Wednesday, March 8, 2023

Pound of Flesh - March 6 2023

 

Pound of Flesh

March 6 2023


I am conscientious

in completing the form.


It's after dark,

and my head is bent

over a cluttered desk

in a warm pool

of incandescent light,

adding and subtracting

and signing away

my annual pound of flesh.


A test

of virtue

and good citizenship,

along with the small symbolic victories

I can’t resist;

the few bucks

niggled here and there,

because only chumps

pay every last cent.


My first tax return

was the stuff of adulthood;

a rite of passage,

like my own apartment

a real job.

And now, it's Elliot's coffee spoons;

a life measured out

in its day-to-day mundanity.


Yes, there are also the occasions

that break the routine,

like St.
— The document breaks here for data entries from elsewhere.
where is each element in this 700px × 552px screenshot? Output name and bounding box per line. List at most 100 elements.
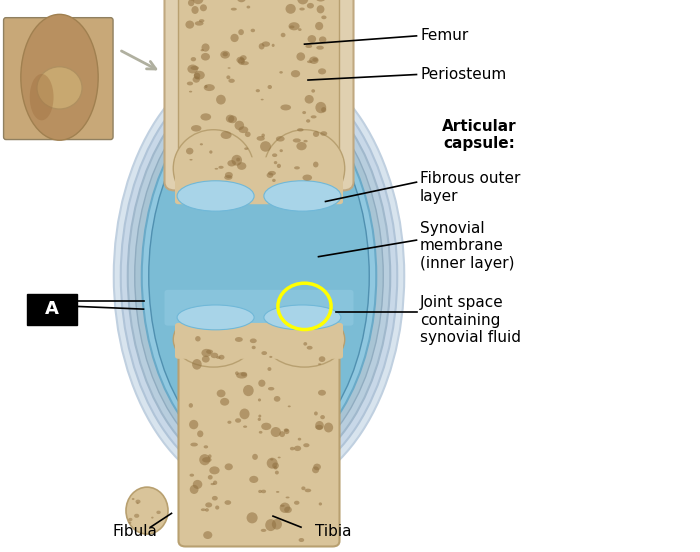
Ellipse shape: [303, 342, 307, 346]
Ellipse shape: [174, 312, 253, 367]
Ellipse shape: [215, 506, 219, 509]
Ellipse shape: [261, 423, 272, 430]
Ellipse shape: [271, 427, 281, 437]
Ellipse shape: [315, 22, 323, 30]
Ellipse shape: [136, 502, 139, 504]
Ellipse shape: [136, 500, 141, 503]
Ellipse shape: [258, 490, 262, 493]
Ellipse shape: [234, 121, 244, 130]
Ellipse shape: [268, 171, 276, 176]
Ellipse shape: [304, 95, 314, 104]
Ellipse shape: [230, 34, 239, 42]
Ellipse shape: [252, 454, 258, 460]
Ellipse shape: [203, 531, 212, 539]
Ellipse shape: [193, 0, 204, 4]
Ellipse shape: [307, 3, 314, 8]
Ellipse shape: [303, 140, 308, 142]
Ellipse shape: [246, 6, 251, 8]
Ellipse shape: [251, 29, 255, 32]
Ellipse shape: [260, 141, 271, 152]
Ellipse shape: [267, 458, 278, 469]
Ellipse shape: [190, 66, 199, 70]
Text: Femur: Femur: [420, 28, 468, 44]
Ellipse shape: [303, 443, 309, 447]
Ellipse shape: [237, 162, 246, 170]
Ellipse shape: [258, 418, 261, 421]
Ellipse shape: [237, 57, 244, 63]
Ellipse shape: [228, 115, 237, 123]
Ellipse shape: [204, 85, 208, 88]
Ellipse shape: [148, 92, 370, 459]
Ellipse shape: [274, 396, 281, 402]
Ellipse shape: [113, 55, 405, 497]
Ellipse shape: [321, 107, 326, 113]
Ellipse shape: [260, 99, 264, 100]
Ellipse shape: [250, 338, 257, 343]
Ellipse shape: [321, 131, 327, 136]
Ellipse shape: [29, 74, 54, 120]
Ellipse shape: [216, 356, 221, 359]
Ellipse shape: [321, 15, 326, 19]
Ellipse shape: [189, 91, 192, 93]
Ellipse shape: [264, 305, 341, 330]
FancyBboxPatch shape: [175, 323, 343, 359]
Ellipse shape: [204, 445, 208, 448]
Text: Fibrous outer
layer: Fibrous outer layer: [420, 172, 520, 204]
Ellipse shape: [272, 463, 279, 469]
Ellipse shape: [226, 76, 230, 79]
Ellipse shape: [120, 63, 398, 489]
Ellipse shape: [190, 485, 199, 494]
Ellipse shape: [194, 73, 200, 79]
Ellipse shape: [190, 474, 194, 477]
Text: Fibula: Fibula: [112, 523, 157, 539]
Ellipse shape: [232, 155, 242, 166]
Ellipse shape: [261, 134, 265, 137]
Ellipse shape: [177, 181, 254, 211]
Ellipse shape: [318, 502, 322, 506]
Ellipse shape: [311, 115, 316, 119]
Ellipse shape: [220, 131, 232, 139]
Ellipse shape: [286, 496, 290, 498]
Ellipse shape: [237, 0, 246, 2]
Ellipse shape: [315, 425, 323, 429]
Ellipse shape: [258, 415, 261, 417]
Ellipse shape: [265, 519, 276, 531]
Ellipse shape: [267, 85, 272, 89]
Ellipse shape: [307, 35, 316, 43]
Ellipse shape: [224, 175, 232, 180]
Ellipse shape: [194, 71, 205, 79]
Ellipse shape: [235, 371, 239, 375]
Ellipse shape: [191, 6, 199, 14]
Ellipse shape: [296, 142, 307, 150]
Ellipse shape: [313, 131, 319, 137]
Ellipse shape: [208, 454, 211, 458]
Ellipse shape: [275, 471, 279, 475]
Ellipse shape: [127, 72, 391, 480]
Ellipse shape: [206, 349, 213, 354]
Ellipse shape: [245, 131, 251, 137]
Ellipse shape: [320, 415, 325, 420]
Ellipse shape: [239, 126, 248, 133]
Ellipse shape: [211, 353, 218, 358]
Ellipse shape: [228, 79, 235, 83]
Ellipse shape: [279, 149, 283, 152]
Ellipse shape: [270, 458, 274, 460]
FancyBboxPatch shape: [27, 294, 77, 325]
FancyBboxPatch shape: [175, 157, 343, 204]
Ellipse shape: [192, 359, 202, 370]
Ellipse shape: [297, 128, 304, 131]
Ellipse shape: [290, 447, 295, 450]
Ellipse shape: [199, 19, 204, 23]
Ellipse shape: [293, 139, 301, 142]
Ellipse shape: [241, 61, 249, 65]
Ellipse shape: [286, 4, 296, 14]
Ellipse shape: [241, 372, 247, 376]
Ellipse shape: [298, 438, 301, 440]
Ellipse shape: [200, 49, 204, 51]
Ellipse shape: [294, 445, 301, 451]
Ellipse shape: [204, 84, 215, 91]
Text: Synovial
membrane
(inner layer): Synovial membrane (inner layer): [420, 221, 514, 270]
Ellipse shape: [193, 76, 200, 83]
Ellipse shape: [284, 507, 292, 513]
Ellipse shape: [302, 174, 312, 181]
Patrick's Day

New Years Eve

the winter thaw.

But none more inviolable

than tax deadline,

looming year after year

like a dark impenetrable wall

there's no getting around.


Spring

when the world greens

and young love blossoms.

When the air turns warm and sweet,

and we bleed hard-earned money

for the common good

and peace of mind.


The due diligence

of suburban dads

and the petty bourgeoisie,

who have their paperwork all in order

and adding machine at hand.

Who find that the hard numbers

and finality of summing up

give a sense of control

over lives that are more and more often

feeling overwhelmed.


And with a relieved sigh

completed.

The government mollified    . . . for now,

and the papers returned

to their shoebox

or expandable folder

for another whole year.


For documentation, sure.

Or maybe just to satisfy

the inner pack-rat

who inhabits us all.


And perhaps, as well, for some vague notion of posterity,

where we might outlast our lives

and find the meaning we've been searching for.


Stowed

among the photographs

and lapsed guarantees.

The old report cards

your mother squirrelled away,

a sentimentalist

who saved everything.

Some valentines

exchanged in grade 3,

love letters

no one else has seen.


The record of a life

we can't help but keep,

despite knowing down deep inside

that after we're gone

they'll come to clean out the apartment

and be at a loss

as what to do with it all.


And now

with the self-satisfaction

of an unpleasant task

done for another year,

it's time to stow the shoebox

on a high shelf,

clear the desk

of all but the coffee rings,

and head off

for a well-earned night of sleep.


Now that the paperwork is increasingly electronic, I suppose this poem is already an anachronism. Not to mention that I hire someone to do it for me. And, of course, would never think of niggling a few bucks: absolutely, every last cent!

I hope the nihilistic tone of the penultimate stanza doesn't put the reader off. But it is how I feel. I believe death is final. Am not sentimental. Photograph almost nothing. (Or take a “mental” photograph, if it seems really meaningful.) And realize that hardly anyone is remembered for very long. If at all.